The metabolic pathway of ginsenoside Rb1 to compound K is one of the most extensively studied transformations. It involves the following steps:

• Ginsenoside Rb1 → Ginsenoside Rd (removal of one sugar unit)

• Ginsenoside Rd → Ginsenoside F2 (further deglycosylation)

• Ginsenoside F2 → Compound K (complete removal of sugar residues)

Each step is mediated by specific bacterial enzymes that selectively hydrolyze the glycosidic linkages, highlighting the complex relationship between gut microbiota and ginsenoside metabolism.

Enhanced bioactivity of deglycosylated ginsenosides

The deglycosylation of ginsenosides leads to the formation of metabolites such as compound K, Rh1 and F2, which are known to have stronger pharmacological effects than their parent compounds. For example, compound K has demonstrated anti-cancer properties by inhibiting the growth of various cancer cells, including colon, liver and breast cancer cells. It also exhibits potent anti-inflammatory and neuroprotective effects, making it a potential candidate for therapeutic applications.

Moreover, the deglycosylated forms of ginsenosides have shown enhanced bioavailability. Compound K, for instance, is more readily absorbed by the intestinal cells, thereby increasing its concentration in the bloodstream and improving its therapeutic potential.

Implications for ginseng-based therapeutics

Understanding the role of intestinal bacteria in ginsenoside metabolism has important implications for the development of ginseng-based therapeutics. It highlights the importance of gut microbiota in modulating the bioavailability and efficacy of ginsenosides.

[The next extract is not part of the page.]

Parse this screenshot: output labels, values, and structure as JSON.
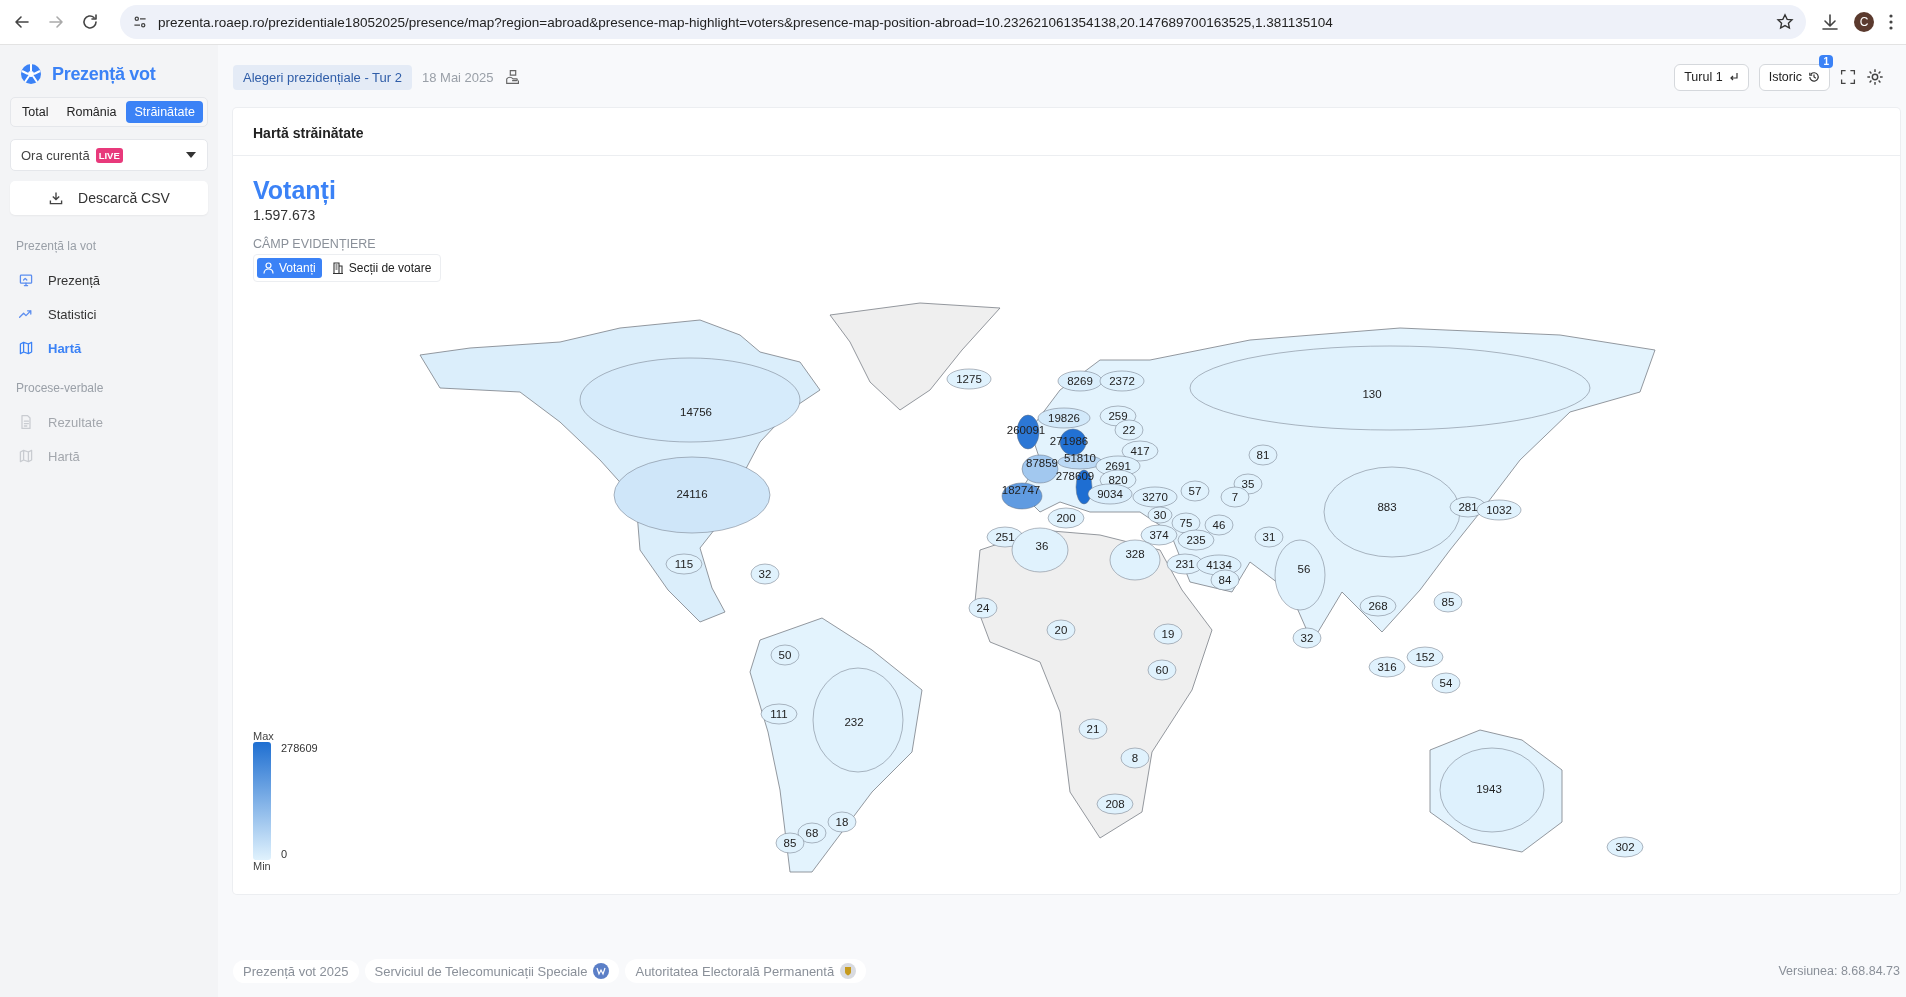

Furthermore, this insight could lead to the development of probiotic supplements that enhance ginsenoside deglycosylation, thereby improving their therapeutic potential.

Additionally, personalized medicine approaches could consider an individual's gut microbiota composition to predict their response to ginseng supplementation. People with a gut microbiome rich in ginsenoside-degrading bacteria may experience more pronounced health benefits from ginseng consumption.

Conclusion

The deglycosylation of ginsenosides by human intestinal bacteria is a critical process that enhances the bioavailability and pharmacological effects of these compounds. By converting the native, poorly absorbable forms of ginsenosides into bioactive metabolites like compound K, gut bacteria play a major role in modulating the health benefits of ginseng. Future research on the interaction between gut microbiota and ginsenosides could prepare for more effective ginseng-based therapies customized to individual microbiome profiles.